Jasper Barenberg: Alles muss auf den Prüfstand. Mit Blick auf die sogenannten Hartz-IV-Reformen gilt diese Devise für die SPD schon länger. Spätestens seit der verlorenen Bundestagswahl hat der neue Parteichef Sigmar Gabriel die Parole ausgegeben "alles auf den Prüfstand". Diese Haltung machen sich inzwischen aber auch immer mehr Politiker aus CDU und FDP zueigen. Manche fordern Korrekturen, andere grundlegende Veränderungen.
Ist die Arbeitsmarktreform also so schlecht wie ihr Ruf? – Das hat mein Kollege Tobias Armbrüster Hilmar Schneider gefragt, den Direktor für Arbeitsmarktpolitik am Institut zur Zukunft der Arbeit in Bonn.
Hilmar Schneider: Nein. Wir beobachten ja seit etwa 2006, dass die Arbeitslosigkeit unglaublich stark zurückgegangen ist. Das hat niemand für möglich gehalten und das hat sehr viel damit zu tun, dass die Frühverrentungsmöglichkeiten, die früher durch die Arbeitslosenversicherung gegeben waren, eingeschränkt worden sind und in dem Augenblick, wo das passiert ist, haben viele Arbeitgeber festgestellt, dass sie ihre älteren Arbeitnehmer doch noch ganz gut gebrauchen könnten.

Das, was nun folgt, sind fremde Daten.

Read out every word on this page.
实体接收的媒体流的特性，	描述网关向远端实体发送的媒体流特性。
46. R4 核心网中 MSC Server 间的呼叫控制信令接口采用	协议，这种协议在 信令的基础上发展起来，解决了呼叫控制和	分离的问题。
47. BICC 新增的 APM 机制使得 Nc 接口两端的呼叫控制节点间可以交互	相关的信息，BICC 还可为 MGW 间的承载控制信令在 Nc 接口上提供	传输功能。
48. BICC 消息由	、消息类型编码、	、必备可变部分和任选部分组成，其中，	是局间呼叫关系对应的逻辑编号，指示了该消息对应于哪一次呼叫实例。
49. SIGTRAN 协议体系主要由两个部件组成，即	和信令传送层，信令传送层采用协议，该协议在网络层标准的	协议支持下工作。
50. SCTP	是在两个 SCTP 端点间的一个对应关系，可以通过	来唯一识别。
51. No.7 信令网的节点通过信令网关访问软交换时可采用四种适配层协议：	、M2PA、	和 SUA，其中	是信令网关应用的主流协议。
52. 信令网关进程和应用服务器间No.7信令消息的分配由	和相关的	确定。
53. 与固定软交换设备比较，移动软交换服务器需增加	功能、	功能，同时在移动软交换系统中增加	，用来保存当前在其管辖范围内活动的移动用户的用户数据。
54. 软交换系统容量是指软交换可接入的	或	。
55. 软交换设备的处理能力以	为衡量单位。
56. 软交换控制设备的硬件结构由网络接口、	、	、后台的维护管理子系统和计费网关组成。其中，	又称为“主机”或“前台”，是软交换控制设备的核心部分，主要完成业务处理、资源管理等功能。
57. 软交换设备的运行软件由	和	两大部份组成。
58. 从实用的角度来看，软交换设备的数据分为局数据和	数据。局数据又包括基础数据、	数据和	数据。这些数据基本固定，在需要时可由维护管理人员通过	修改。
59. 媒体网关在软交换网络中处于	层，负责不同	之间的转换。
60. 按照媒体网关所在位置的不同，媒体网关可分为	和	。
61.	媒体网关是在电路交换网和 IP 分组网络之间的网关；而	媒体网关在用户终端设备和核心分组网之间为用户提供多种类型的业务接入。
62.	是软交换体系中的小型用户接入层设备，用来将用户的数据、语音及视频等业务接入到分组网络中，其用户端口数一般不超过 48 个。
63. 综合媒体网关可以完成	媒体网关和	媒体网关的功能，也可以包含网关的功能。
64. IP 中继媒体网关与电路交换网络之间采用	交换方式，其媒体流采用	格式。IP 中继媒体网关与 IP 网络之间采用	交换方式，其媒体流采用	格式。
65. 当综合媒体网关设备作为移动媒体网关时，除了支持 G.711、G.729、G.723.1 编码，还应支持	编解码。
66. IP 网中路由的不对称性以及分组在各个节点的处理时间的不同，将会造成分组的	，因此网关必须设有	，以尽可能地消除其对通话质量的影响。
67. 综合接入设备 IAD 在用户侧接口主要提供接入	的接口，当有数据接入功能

Tobias Armbrüster: Das heißt, da konnte man sich darauf verlassen, dass man jahrelang noch 60 Prozent seines Einkommens bekommt, wenn man sich arbeitslos meldet?
Schneider: Genau, und dann mit einer kleinen Abfindung war das eine prima Angelegenheit. Jetzt müssten die Unternehmen aber all dieses selber finanzieren und in dem Augenblick wird ihnen das zu teuer.
Armbrüster: Aber Hartz IV hat doch auch Millionen von Familien in die Armut getrieben?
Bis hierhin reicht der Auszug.